Gaines tells his boys “let’s go,” which is odd because they were all going and they had to stop so he could tell them to go. Then they drive into downtown Deadman, and they spread the gasoline they loaded into the trucks all over the hotel. The team is watching; Triple A is even taking pictures. Then, just as they light the building on fire, Jamie turns the water pipe to full blast and the team and the vets start pummeling the thugs with water from the hoses. That’s right, water – no guns, no grenades, just H2O. I sometimes wonder if Hannibal doesn’t secretly give himself limits on these missions, just to see how good he really is. “Alright, this time I’ll defeat the evil crime boss, but without bullets.

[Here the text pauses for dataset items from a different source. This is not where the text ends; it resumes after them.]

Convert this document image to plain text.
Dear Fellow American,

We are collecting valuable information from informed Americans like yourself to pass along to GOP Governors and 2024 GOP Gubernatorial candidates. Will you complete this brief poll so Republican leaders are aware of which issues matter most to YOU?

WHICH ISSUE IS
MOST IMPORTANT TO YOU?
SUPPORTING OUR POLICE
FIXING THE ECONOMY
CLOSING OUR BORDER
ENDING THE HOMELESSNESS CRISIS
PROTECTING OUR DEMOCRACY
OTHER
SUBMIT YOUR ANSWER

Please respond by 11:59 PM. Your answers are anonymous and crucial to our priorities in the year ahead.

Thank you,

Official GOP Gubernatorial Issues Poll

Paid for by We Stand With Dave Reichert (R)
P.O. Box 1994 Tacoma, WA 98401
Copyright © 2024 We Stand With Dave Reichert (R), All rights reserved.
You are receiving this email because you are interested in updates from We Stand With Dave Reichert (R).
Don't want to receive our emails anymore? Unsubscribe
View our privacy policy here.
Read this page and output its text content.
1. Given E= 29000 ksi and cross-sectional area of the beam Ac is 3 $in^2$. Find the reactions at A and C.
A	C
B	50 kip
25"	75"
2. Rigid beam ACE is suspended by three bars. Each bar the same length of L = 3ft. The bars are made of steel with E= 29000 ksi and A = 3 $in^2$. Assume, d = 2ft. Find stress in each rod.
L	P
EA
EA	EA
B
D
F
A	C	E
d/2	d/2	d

I’ll only use vegetables.” Or, “for this mission, I won’t use any machine guns or grenades, I’ll stick to fluids. I’ll defeat them with water, stale 7-UP and a bit of Face’s hair gel.” Hannibal tells Gaines and his men that if anything happens to the vets, Triple A’s pictures go to the District Attorney and to the press. “Now get out of town,” he says. And so the soggy sons of bitches head for the hills, and our heroes are happy. They have a little party at the newly restored hotel, where everybody drinks a toast; B.A. drinks milk, and Murdock sprays an eyedropper of milk into his Wee People pouches. And a slightly odd but enjoyable episode draws to a close.
I think this means “I don’t like you, thugs”
Pretty good, on the whole. I sure liked the three guys they helped, and Gaines was an unusual but strong villain. Sadly, it also seems like the writers have run out of ideas for Triple A. I started to write up a list of things she could do in future episodes, but I got distracted and just copied down safety instructions from Elmer’s glue.